Experts urge Biden to intensify diplomacy to revive Iran nuclear deal
TEHRAN - Experts from the Arms Control Association have strongly urged President Joe Biden to immediately intensify diplomatic efforts to break the stalemate on talks to restore compliance with the 2015 Iran nuclear deal, officially known as the Joint Comprehensive Plan of Action (JCPOA).
International Atomic Energy Agency (IAEA) Director-General Rafael Mariano Grossi warned that efforts to restore the JCPOA will face a “fatal blow” within three to four weeks, after Iran announced on June 9 that it was disconnecting certain cameras monitoring key nuclear facilities.
This week, Iran disconnected 27 cameras monitoring key nuclear facilities in retaliation for an IAEA Board of Governors resolution urging Iran to cooperate with the agency on its investigation of alleged undeclared nuclear materials from the pre-2003 nuclear program.
The IAEA risks losing its continuity of knowledge about Iran’s nuclear activities—which is necessary for restoring the JCPOA—if the cameras remain disconnected for more than 3-4 weeks, Grossi said on June 9.
The cameras that Iran has turned off were beyond the Safeguards agreement and were just a voluntary decision by Tehran.
“President Biden clearly supports a restoration of mutual compliance with the JCPOA as the best way to roll back Iran’s potential to produce bomb-grade nuclear material and maintain more stringent International Atomic Energy Agency oversight of Iran’s sensitive nuclear activities,” noted Daryl G. Kimball, executive director of the Arms Control Association. “And it is.”
“Unfortunately, the Biden administration has not treated the growing crisis, which was triggered by former President Trump’s irresponsible withdrawal from the agreement in 2018, with the necessary degree of urgency it deserves,” he charged. “In the wake of new disturbing developments, however, the White House must take immediate action.”
Iran has been insisting that its nuclear program is purely peaceful and it has no intention to build nuclear arms with or without the revival of the JCPOA.
It started to remove limits on its nuclear activities in May 2019 in response to the U.S. pullout from the nuclear deal. Even one year after the U.S. exit from the nuclear deal, Iran remained fully loyal to the agreement. The European parties to the nuclear deal also bowed to U.S. pressure and stopped financial and business trade with Iran.
“A deal to achieve a mutual return to compliance with the JCPOA is on the table and could be quickly implemented—if the United States and Iran move away from hardline positions on the non-nuclear issue blocking agreement: whether and under what conditions to lift a U.S. foreign terrorist organization (FTO) designation on the Islamic Revolutionary Guard Corps (IRGC),” said Kelsey Davenport, director for nonproliferation policy.
“It is past time for both sides to resolve that impasse and finally deliver on what is in the interest of all sides: an agreement to restore compliance with the 2015 nuclear deal,” she said.
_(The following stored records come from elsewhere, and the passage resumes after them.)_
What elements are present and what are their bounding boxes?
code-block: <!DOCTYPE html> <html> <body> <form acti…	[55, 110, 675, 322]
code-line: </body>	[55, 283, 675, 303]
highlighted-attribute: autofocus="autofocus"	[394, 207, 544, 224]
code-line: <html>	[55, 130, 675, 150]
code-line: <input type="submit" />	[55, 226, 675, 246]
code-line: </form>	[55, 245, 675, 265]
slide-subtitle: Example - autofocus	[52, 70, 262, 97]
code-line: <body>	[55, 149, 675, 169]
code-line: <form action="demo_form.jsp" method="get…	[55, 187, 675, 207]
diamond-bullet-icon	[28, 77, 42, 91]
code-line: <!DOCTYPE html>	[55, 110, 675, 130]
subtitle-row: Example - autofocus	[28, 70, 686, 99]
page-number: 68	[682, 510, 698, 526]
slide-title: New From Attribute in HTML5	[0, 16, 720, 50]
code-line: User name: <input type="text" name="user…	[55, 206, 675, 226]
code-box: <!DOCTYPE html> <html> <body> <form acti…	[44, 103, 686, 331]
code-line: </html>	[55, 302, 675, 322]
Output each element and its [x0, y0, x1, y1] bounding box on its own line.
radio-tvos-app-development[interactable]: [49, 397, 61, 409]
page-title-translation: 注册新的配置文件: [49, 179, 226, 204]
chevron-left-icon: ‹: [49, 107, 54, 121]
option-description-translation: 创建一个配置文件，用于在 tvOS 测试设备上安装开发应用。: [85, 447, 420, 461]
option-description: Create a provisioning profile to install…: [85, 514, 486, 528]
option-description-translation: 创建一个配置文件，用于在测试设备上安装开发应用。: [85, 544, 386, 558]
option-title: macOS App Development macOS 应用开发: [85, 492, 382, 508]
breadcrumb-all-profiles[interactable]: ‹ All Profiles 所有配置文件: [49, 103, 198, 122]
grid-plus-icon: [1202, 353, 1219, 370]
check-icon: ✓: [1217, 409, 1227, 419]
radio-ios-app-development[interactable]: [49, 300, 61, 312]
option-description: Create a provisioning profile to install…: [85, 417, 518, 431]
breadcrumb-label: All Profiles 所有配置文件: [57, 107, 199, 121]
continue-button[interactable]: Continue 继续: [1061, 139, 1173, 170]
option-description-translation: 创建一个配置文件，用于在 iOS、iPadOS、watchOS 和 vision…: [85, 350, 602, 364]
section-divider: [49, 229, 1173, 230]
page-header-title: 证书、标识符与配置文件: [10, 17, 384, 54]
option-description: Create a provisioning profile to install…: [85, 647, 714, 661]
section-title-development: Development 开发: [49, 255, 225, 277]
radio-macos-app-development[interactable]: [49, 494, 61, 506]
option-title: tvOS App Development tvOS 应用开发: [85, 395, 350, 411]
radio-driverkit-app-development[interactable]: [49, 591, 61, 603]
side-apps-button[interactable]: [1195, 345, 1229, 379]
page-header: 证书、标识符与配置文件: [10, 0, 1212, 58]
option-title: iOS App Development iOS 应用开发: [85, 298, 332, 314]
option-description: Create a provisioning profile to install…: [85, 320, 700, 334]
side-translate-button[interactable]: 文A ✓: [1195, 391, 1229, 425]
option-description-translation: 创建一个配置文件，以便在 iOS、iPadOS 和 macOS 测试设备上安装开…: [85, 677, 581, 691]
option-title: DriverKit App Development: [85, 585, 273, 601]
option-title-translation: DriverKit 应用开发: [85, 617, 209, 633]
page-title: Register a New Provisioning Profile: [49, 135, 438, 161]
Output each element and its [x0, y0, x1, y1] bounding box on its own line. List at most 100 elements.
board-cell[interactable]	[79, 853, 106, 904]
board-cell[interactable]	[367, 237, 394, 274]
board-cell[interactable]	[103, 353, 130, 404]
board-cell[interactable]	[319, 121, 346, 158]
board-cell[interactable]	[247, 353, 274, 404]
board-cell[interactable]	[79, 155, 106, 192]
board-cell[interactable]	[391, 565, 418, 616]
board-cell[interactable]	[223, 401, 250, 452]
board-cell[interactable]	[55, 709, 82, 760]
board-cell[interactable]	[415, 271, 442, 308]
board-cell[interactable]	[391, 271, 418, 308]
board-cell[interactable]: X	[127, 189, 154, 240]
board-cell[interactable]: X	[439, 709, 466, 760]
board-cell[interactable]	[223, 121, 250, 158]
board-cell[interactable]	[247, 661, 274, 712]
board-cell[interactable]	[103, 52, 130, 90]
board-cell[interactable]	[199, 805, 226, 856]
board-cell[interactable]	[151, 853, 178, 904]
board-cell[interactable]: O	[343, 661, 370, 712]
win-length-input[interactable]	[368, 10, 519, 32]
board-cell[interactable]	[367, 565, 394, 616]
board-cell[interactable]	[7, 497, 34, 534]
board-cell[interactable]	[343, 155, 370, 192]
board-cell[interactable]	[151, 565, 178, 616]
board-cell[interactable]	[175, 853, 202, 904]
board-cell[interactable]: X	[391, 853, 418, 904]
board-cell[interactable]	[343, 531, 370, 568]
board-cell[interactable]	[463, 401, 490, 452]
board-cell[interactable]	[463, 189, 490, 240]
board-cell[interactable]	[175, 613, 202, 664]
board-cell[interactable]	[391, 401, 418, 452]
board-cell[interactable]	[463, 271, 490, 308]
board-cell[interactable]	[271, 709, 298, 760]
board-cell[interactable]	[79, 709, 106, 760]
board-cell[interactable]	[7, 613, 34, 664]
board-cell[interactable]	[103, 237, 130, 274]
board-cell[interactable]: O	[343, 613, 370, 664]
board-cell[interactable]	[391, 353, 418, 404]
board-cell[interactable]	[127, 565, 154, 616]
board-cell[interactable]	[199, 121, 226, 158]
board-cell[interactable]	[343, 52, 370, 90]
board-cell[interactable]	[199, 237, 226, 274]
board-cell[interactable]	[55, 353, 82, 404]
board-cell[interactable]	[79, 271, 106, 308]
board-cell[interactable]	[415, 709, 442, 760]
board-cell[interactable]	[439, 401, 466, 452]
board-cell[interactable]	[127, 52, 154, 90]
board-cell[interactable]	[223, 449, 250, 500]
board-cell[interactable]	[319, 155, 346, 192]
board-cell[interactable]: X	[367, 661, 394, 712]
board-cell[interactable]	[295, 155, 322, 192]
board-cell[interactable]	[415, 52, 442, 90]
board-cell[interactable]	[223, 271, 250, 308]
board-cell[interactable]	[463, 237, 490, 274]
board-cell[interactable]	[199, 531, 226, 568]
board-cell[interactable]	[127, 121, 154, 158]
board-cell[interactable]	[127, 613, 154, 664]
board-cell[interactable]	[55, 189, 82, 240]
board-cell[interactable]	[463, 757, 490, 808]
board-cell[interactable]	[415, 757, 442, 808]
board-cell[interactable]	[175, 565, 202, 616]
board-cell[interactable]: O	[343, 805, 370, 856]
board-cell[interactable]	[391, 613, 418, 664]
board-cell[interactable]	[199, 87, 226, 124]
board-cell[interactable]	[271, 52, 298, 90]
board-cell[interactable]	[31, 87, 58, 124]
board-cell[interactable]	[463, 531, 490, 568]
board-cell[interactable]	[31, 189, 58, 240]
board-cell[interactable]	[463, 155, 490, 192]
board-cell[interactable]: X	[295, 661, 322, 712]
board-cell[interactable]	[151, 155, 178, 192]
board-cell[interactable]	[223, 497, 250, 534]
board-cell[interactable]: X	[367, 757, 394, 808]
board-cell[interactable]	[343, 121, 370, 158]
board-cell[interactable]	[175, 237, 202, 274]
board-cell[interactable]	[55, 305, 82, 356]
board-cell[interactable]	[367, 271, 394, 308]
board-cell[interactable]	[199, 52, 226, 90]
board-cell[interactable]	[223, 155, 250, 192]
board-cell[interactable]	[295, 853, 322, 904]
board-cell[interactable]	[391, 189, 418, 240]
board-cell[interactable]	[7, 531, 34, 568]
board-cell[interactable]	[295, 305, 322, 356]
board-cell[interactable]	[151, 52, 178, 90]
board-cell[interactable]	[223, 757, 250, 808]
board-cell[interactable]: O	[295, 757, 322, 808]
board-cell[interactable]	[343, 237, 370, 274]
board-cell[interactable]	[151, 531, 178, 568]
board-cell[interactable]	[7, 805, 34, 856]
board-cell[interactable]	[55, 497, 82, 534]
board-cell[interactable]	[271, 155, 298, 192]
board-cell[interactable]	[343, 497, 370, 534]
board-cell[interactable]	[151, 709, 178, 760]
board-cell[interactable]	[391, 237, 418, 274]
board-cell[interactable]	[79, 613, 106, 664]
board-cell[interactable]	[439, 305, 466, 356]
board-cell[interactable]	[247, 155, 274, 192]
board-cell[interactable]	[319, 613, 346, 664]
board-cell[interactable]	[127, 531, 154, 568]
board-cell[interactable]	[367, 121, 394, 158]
“The Biden Administration continues to argue that it is up to Iran to accept the deal or negotiate over the IRGC designation. But it is a failure of leadership on the part of the White House not to announce it will immediately intensify diplomatic efforts to break the impasse on the issue. And blaming Iran, however emotionally or politically satisfying that may seem to be, doesn’t avert the imminent nuclear crisis and it doesn’t advance U.S. national security interests” Kimball said.
Davenport said "Biden will pay a small political cost for lifting sanctions on the IRGC, but it pales in comparison to the enormous national and international security threat of” what she called “a nuclear-armed Iran".
Leader of the Islamic Revolution Ayatollah Ali Khamenei issued a fatwa (religious decree) on April 17, 2010, declaring production, stockpiling and use of weapons of mass destruction, including nuclear weapons, as haram (religiously banned).
“If President Biden fails to promptly conclude negotiations with Iran to restore the JCPOA, it would perpetuate the failed strategy pursued by the Trump administration,” Davenport said, adding, “Biden risks going down in history as the president that allowed Iran to reach the brink of a nuclear bomb. It is past time the United States doubled down on creative proposals to break the impasse.”